3.1 Scottish Wars of Independence: Baliol and Bruce

After Margaret's untimely death Scotland edged closer to civil war. In a last ditch effort to avoid civil war, the Scottish nobility invited Edward I of England to select from among their number the next King of Scotland. Edward I agreed but insisted that the two contenders for the Scottish throne first had to recognize him as Lord Paramount of Scotland. After some initial resistance, the two contenders—John Balliol and Robert Bruce—recognized Edward I as Lord Paramount. The title of Lord Paramount was one rank above king in the feudal ladder.

bruce vs balliol

At a feudal court (1292 AD), John Balliol was declared Scotland's king. Scotland had their king but Edward I was up to no good. Shortly after Ballliol became king, Edward began directly interfering more and more in Scotland's affairs. King John Balliol couldn't make any important decisions without first getting Edward's permission. In fact England's King made so difficult for John to rule effectively that the Scottish king had no choice but to renounce his allegiance to Edward.

Edward I's army invaded Scotland because John Balliol refused to assist England in their war against France. Actually, King John had signed the Auld Alliance with the Kingdom of France. This treaty united Scotland and France against England.

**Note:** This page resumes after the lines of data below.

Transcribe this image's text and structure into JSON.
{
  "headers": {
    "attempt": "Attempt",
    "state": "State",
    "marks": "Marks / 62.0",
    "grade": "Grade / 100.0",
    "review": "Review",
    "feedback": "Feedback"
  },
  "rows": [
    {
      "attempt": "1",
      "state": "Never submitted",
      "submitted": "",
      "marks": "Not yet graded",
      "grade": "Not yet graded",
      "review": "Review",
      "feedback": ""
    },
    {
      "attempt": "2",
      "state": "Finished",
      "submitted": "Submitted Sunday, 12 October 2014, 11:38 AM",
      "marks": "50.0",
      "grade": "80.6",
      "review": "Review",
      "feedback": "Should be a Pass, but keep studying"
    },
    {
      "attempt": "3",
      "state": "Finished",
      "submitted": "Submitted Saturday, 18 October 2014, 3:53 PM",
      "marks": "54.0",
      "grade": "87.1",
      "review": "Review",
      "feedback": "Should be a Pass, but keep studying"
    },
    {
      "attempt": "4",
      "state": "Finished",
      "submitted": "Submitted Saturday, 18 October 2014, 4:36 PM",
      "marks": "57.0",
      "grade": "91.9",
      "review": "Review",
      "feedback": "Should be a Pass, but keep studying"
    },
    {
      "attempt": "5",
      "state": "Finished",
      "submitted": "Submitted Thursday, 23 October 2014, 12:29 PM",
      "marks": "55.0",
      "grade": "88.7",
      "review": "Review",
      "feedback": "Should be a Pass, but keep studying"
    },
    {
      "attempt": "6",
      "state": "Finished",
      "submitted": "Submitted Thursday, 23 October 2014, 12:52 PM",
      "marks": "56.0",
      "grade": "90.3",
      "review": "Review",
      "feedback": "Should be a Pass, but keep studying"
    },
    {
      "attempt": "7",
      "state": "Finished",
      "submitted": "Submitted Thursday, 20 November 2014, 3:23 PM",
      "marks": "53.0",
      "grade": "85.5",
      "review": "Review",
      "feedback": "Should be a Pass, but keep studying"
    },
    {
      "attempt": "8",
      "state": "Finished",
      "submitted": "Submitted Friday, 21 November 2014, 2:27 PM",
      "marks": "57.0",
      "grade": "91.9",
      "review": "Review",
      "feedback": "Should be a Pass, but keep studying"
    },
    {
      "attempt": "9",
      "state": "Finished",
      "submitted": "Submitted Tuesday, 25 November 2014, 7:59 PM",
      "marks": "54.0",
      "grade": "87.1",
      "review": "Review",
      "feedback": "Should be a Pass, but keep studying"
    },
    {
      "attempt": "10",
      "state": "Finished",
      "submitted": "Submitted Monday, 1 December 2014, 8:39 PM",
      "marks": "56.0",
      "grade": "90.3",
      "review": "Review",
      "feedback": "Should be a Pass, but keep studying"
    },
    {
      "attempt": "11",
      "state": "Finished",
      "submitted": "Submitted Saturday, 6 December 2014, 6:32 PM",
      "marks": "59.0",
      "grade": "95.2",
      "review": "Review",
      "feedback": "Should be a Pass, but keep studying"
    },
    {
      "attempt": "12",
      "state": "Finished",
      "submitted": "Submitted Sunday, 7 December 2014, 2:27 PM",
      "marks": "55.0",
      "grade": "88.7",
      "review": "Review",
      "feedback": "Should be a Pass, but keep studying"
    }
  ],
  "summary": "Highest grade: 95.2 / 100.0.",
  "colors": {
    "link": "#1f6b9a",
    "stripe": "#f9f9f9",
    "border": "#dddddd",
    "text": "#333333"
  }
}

John sent a letter to Edward while the English king was stationed at Berwick-upon-Tweed. The letter stated that John had renounced his allegiance to Edward. Edward is said to have stated in response, "Oh foolish knave! What folly he commits. If he will not come to us we will go to him." And go to John the English didthe English defeated the Scots in the subsequent Battle of Dunbar on April 27, 1296.

John cut his ties to Edward insisting upon Scotland's complete independence. Edward I responded by invading Scotland. Edward attacked a Scottish border town called Berwick-upon-Tweed in 1296. He slaughtered everyone. In April of the same year, the English army defeated the Scots at the Battle of Dunbar (1296) in Lothian and by July Edward forced Balliol to abdicate at Kincardine Castle.

With Scotland's armies defeated and its nobles divided, Edward forced the remaining Scottish nobles to swear allegiance directly to him. In so far as Edward was concerned there'd be no new Scottish king. Edward I had the Stone of Destiny removed to London so that no new "Scottish" king could be proclaimed.